If profit just equals interest, it is an unsafe position for the lender as well as for the company alsoas nothing will be left for shareholders. An interest coverage ratio of 6 or 7 times is considered appropriate. Higher turnover ratio indicates the better use of capital or resources and in turn lead to higher profitability.
It includes the following: It shows the speed with which the stock is rotated into sales or the number of times the stock is turned into sales during the year. The higher the ratio, the better it is, since it indicates that stock is selling quickly.

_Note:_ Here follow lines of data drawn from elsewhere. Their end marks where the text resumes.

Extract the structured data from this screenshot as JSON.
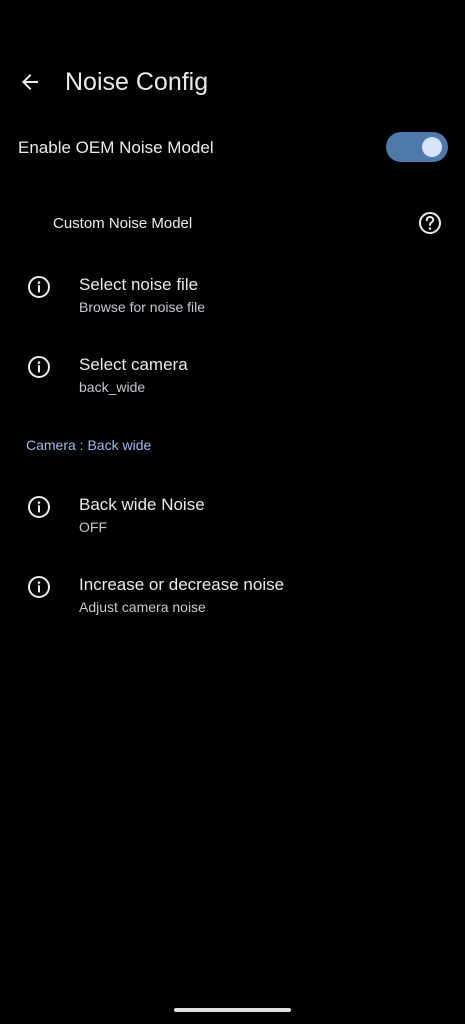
{
  "header": {
    "title": "Noise Config",
    "back_icon": "arrow-back-icon"
  },
  "oem_toggle": {
    "label": "Enable OEM Noise Model",
    "enabled": true,
    "track_color": "#4e79a8",
    "thumb_color": "#d7e3ff"
  },
  "custom_section": {
    "title": "Custom Noise Model",
    "help_icon": "help-circle-icon",
    "items": [
      {
        "title": "Select noise file",
        "summary": "Browse for noise file",
        "icon": "info-icon"
      },
      {
        "title": "Select camera",
        "summary": "back_wide",
        "icon": "info-icon"
      }
    ]
  },
  "camera_section": {
    "title": "Camera : Back wide",
    "accent_color": "#9fbaf0",
    "items": [
      {
        "title": "Back wide Noise",
        "summary": "OFF",
        "icon": "info-icon"
      },
      {
        "title": "Increase or decrease noise",
        "summary": "Adjust camera noise",
        "icon": "info-icon"
      }
    ]
  },
  "theme": {
    "background": "#000000",
    "text_primary": "#e8eaed",
    "text_secondary": "#c5c9d0"
  }
}
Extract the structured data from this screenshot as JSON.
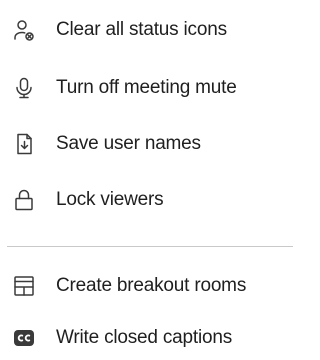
{
  "menu": {
    "items": [
      {
        "label": "Clear all status icons",
        "icon": "clear-status-icon"
      },
      {
        "label": "Turn off meeting mute",
        "icon": "microphone-icon"
      },
      {
        "label": "Save user names",
        "icon": "save-download-icon"
      },
      {
        "label": "Lock viewers",
        "icon": "lock-icon"
      }
    ],
    "items_after_divider": [
      {
        "label": "Create breakout rooms",
        "icon": "breakout-rooms-icon"
      },
      {
        "label": "Write closed captions",
        "icon": "closed-captions-icon"
      }
    ]
  },
  "colors": {
    "icon_stroke": "#3a3a3a",
    "text": "#1f1f1f",
    "divider": "#c9c9c9"
  }
}
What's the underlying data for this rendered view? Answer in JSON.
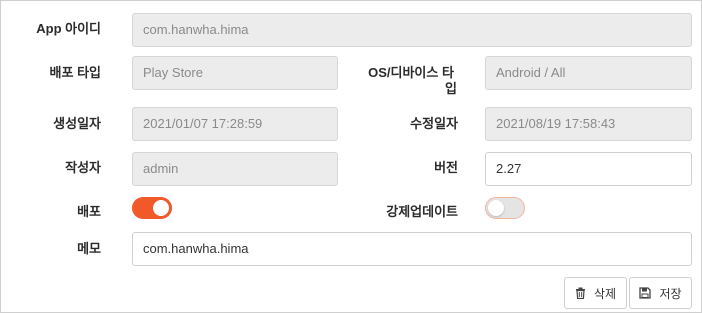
{
  "form": {
    "app_id": {
      "label": "App 아이디",
      "value": "com.hanwha.hima"
    },
    "deploy_type": {
      "label": "배포 타입",
      "value": "Play Store"
    },
    "os_device_type": {
      "label_line1": "OS/디바이스 타",
      "label_line2": "입",
      "value": "Android / All"
    },
    "created_at": {
      "label": "생성일자",
      "value": "2021/01/07 17:28:59"
    },
    "modified_at": {
      "label": "수정일자",
      "value": "2021/08/19 17:58:43"
    },
    "author": {
      "label": "작성자",
      "value": "admin"
    },
    "version": {
      "label": "버전",
      "value": "2.27"
    },
    "deploy": {
      "label": "배포",
      "enabled": true
    },
    "force_update": {
      "label": "강제업데이트",
      "enabled": false
    },
    "memo": {
      "label": "메모",
      "value": "com.hanwha.hima"
    }
  },
  "actions": {
    "delete_label": "삭제",
    "save_label": "저장"
  },
  "colors": {
    "accent": "#f05a28",
    "readonly_bg": "#ececec"
  },
  "icons": {
    "delete": "trash-icon",
    "save": "floppy-disk-icon"
  }
}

In a business where stock turnover ratio is high, goods can be sold at a low margin of profit and even than the profitability may be quit high. The higher the ratio, the better it is, since it indicates that amount from debtors is being collected more quickly.
The more quickly the debtors pay, the less the risk from bad- debts, and so the lower the expenses of collection and increase in the liquidity of the firm.Fixed income market: goverment, municipal, corporate bonds. Bond yields. Structured products offer investors the potential to earn returns that are tied to the performance of an index or basket of securities.

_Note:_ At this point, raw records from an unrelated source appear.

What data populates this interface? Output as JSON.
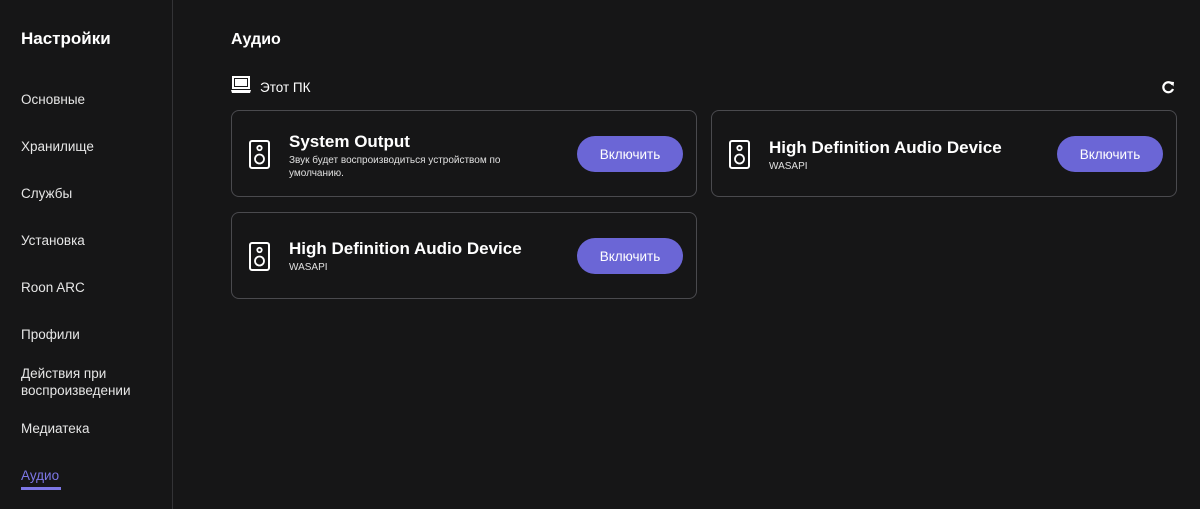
{
  "sidebar": {
    "title": "Настройки",
    "items": [
      {
        "label": "Основные"
      },
      {
        "label": "Хранилище"
      },
      {
        "label": "Службы"
      },
      {
        "label": "Установка"
      },
      {
        "label": "Roon ARC"
      },
      {
        "label": "Профили"
      },
      {
        "label": "Действия при воспроизведении"
      },
      {
        "label": "Медиатека"
      },
      {
        "label": "Аудио",
        "active": true
      }
    ]
  },
  "main": {
    "title": "Аудио",
    "section": {
      "label": "Этот ПК",
      "icon": "laptop-icon",
      "refresh_icon": "refresh-icon"
    },
    "devices": [
      {
        "name": "System Output",
        "subtitle": "Звук будет воспроизводиться устройством по умолчанию.",
        "button": "Включить",
        "icon": "speaker-icon"
      },
      {
        "name": "High Definition Audio Device",
        "subtitle": "WASAPI",
        "button": "Включить",
        "icon": "speaker-icon"
      },
      {
        "name": "High Definition Audio Device",
        "subtitle": "WASAPI",
        "button": "Включить",
        "icon": "speaker-icon"
      }
    ]
  },
  "colors": {
    "background": "#161617",
    "accent": "#7d77e6",
    "button": "#6b66d6",
    "card_border": "#4a4a4e"
  }
}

Those returns are generally paid at maturity, along with the return of the original investment. Structured products offer investors the potential to earn returns that are tied to the performance of an index or basket of securities.
Those returns are generally paid at maturity, along with the return of the original investment. In May, members of the Good Capital Project team traveled to Jordan on the invitation of the Jordan country team of the United Nations on a fact-finding mission to study at close quarters the SDG investment landscape of Jordan.

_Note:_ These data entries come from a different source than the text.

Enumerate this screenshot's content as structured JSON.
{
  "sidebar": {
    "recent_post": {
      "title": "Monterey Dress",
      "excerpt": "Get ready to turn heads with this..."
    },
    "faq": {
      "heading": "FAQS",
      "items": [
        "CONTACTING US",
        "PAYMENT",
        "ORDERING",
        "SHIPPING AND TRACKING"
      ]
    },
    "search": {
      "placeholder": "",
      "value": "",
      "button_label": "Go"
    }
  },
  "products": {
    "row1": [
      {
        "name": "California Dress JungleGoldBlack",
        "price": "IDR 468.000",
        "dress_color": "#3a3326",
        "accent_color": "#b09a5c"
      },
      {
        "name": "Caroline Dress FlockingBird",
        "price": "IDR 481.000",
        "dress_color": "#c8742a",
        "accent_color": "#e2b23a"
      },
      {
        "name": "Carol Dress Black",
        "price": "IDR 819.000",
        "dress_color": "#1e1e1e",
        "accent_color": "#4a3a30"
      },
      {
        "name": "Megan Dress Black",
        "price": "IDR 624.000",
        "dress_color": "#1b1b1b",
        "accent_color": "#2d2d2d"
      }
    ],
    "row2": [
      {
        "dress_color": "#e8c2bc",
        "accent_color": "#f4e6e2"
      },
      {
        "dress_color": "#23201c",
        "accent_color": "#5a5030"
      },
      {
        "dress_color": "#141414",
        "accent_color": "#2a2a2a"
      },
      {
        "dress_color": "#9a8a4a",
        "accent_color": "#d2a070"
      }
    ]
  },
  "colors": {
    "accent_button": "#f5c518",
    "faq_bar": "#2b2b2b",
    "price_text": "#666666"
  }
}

Fixed income is a type of investment whose return is usually fixed or predictable and is paid at a regular frequency like annually, semi-annually, quarterly or monthly.
Along with equities, fixed. Hinari Core Offer includes two groups of countries, areas, or territories (Group A and Group B) Local, not-for-profit institutions in two groups of countries, areas, or territories may register for access to the publications through the Core Offer of Hinari.